FOR IMMEDIATE RELEASE

Statement on the Election of Joseph R. Biden, Jr. as U.S. President and Kamala Harris as Vice President

Contact:
Jessica Bassett (Health GAP): 1 518-593-7628| jessica@healthgap.org

Joe Biden and Kamala Harris have been elected to lead the United States at a moment of crisis. Since Donald Trump’s election in 2016, America’s worst tendencies domestically and globally have been not just exposed, but thrust into primetime and catalyzed with jet fuel. Trump’s rejection of science and his decision to let COVID-19 run rampant have resulted in more than 235,000 people in the U.S. dead, with Black, Latino, Native communities and incarcerated people hit the hardest. Racists have inflicted violence with impunity, urged on by the Trump administration’s policies and rhetoric.
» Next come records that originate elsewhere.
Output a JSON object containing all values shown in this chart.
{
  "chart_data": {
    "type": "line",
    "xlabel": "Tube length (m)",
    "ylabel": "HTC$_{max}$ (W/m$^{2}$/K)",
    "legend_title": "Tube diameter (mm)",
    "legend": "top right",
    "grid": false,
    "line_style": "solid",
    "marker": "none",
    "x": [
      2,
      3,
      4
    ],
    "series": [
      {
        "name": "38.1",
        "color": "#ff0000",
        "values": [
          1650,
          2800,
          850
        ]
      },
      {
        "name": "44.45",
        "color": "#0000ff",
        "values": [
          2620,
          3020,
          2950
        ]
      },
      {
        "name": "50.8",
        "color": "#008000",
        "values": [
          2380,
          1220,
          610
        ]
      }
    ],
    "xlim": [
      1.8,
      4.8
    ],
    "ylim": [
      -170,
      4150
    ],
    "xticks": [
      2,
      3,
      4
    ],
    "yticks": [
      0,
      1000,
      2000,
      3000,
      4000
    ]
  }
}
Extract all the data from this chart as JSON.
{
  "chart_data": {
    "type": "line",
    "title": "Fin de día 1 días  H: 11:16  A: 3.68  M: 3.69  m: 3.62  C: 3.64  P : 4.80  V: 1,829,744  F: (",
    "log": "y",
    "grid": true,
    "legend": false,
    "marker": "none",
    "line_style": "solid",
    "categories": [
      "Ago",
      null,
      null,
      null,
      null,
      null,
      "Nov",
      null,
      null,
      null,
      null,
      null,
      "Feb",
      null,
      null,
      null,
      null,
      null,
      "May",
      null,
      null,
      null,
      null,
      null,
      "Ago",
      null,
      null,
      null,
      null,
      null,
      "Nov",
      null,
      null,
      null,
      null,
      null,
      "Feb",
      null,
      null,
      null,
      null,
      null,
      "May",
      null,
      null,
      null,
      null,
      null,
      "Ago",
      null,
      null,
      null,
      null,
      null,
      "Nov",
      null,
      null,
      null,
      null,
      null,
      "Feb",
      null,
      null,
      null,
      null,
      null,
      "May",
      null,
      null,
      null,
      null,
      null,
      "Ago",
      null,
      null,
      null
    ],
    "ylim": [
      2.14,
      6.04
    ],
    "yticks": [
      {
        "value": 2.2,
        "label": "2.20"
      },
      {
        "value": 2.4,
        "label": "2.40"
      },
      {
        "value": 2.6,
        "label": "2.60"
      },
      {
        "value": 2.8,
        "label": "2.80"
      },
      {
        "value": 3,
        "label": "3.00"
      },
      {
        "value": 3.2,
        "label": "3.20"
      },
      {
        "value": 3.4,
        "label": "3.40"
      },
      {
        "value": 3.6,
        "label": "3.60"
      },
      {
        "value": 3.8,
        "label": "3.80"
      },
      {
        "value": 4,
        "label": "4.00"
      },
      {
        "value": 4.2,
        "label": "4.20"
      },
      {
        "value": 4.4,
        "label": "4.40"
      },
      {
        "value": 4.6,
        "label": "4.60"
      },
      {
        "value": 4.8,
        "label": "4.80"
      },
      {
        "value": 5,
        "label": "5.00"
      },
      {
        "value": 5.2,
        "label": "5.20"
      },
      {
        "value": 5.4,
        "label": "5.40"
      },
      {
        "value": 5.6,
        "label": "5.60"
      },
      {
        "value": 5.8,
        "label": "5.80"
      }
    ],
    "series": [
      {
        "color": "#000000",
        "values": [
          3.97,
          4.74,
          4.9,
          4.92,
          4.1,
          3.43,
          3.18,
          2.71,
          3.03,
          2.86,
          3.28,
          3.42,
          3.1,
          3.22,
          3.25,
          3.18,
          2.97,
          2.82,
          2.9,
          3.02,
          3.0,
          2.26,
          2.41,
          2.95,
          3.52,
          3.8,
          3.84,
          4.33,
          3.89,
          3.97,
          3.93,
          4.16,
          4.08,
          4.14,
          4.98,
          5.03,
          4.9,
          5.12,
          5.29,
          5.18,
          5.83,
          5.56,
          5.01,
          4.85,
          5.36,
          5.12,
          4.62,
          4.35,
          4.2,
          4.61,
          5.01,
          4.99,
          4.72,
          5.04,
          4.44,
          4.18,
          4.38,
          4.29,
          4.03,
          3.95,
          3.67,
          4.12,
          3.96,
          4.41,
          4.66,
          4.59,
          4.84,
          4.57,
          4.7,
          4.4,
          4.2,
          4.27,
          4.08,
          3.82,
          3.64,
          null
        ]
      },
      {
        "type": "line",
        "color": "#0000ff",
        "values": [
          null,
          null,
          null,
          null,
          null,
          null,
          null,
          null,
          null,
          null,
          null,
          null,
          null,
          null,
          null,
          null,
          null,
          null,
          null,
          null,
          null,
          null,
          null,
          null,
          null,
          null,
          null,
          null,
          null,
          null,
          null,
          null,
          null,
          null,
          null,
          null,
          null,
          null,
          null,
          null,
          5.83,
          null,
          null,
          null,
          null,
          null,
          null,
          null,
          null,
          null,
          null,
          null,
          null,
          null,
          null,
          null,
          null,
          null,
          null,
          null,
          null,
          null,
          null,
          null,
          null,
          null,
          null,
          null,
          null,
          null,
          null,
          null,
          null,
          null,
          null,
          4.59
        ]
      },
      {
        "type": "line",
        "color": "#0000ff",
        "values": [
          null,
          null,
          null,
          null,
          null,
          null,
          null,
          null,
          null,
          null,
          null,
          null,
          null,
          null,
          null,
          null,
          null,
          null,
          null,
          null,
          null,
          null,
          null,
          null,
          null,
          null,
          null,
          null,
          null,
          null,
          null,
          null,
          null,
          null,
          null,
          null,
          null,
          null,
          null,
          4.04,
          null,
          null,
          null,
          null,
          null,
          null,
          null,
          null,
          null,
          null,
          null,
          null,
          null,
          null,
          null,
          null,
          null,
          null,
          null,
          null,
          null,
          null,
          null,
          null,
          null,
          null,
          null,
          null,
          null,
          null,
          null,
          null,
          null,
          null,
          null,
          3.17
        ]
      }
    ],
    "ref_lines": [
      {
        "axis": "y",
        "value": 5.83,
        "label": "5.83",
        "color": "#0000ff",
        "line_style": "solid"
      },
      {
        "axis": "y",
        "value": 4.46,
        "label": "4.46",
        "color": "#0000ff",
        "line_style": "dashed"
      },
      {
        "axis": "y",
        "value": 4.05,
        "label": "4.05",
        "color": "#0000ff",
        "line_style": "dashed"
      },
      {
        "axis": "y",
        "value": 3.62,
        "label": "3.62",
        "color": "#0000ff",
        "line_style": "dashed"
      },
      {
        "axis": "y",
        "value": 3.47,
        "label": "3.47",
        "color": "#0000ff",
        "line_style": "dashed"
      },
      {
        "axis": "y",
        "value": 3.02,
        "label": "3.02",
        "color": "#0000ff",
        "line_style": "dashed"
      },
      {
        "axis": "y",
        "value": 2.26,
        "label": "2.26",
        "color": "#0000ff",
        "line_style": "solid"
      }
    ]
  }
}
Their policy agenda exacerbated deadly health inequities and limited the rights of LGBTQ+ people, women, and immigrants. Trump led the U.S. to retreat from the global community, reinstating and expanding the deadly Global Gag Rule, obstructing efforts by low-income countries to expand their access to affordable COVID-19 vaccines and treatments, and withdrawing from the World Health Organization at the exact moment when greater solidarity is needed as the world confronts multiple deadly pandemics. The AIDS pandemic in the U.S. and around the world is fueled by the inequalities Trump has used his time as president to amplify. 

 

Now, the health and lives of people most affected by HIV around the world hinge on whether President-elect Biden will use his time in pursuit of a world where all people living with HIV have access to life-saving treatment, where healthcare is a human right, where the U.S. uses its power to confront pharmaceutical company greed, where LGBTQ+ rights and women’s rights are protected, and where COVID-19 treatments and vaccines are accessible to all, no matter where they live. 

 

President-elect Biden has pledged to listen to the experts and lead with science- and evidence-based health policies. As leader of the U.S., the single largest funder of the global AIDS response, President-elect Biden has the power to lead a global effort to end AIDS as a public health threat by 2030. As candidates, Biden and Harris made bold commitments about how they would work to end pandemics. Their administration must act quickly to turn those commitments into concrete action. We know that if those plans are going to succeed, the incoming Biden-Harris administration must also reject false scarcity and work with Congress to deliver the emergency COVID-19 relief funding that will protect hard-fought gains against HIV, tuberculosis, and malaria. 

 

A Biden-Harris administration gives the global health justice movement its best chance for powerful North-South solidarity to reverse the unequal health outcomes that stem from pharmaceutical company greed, extreme and growing wealth inequality, and deadly nationalism. A commitment to global health is key for justice and equity — in the U.S. and in the world. Fighting for justice is core to our work, following the lead of HIV+ leaders, Black leaders, queer leaders, women, and young people. A Biden White House gives us a shot, but we are clear-eyed about the fact that it’s going to take relentless activism and greater commitment from U.S. officials to achieve global health justice – particularly for the poorest and most marginalized among us.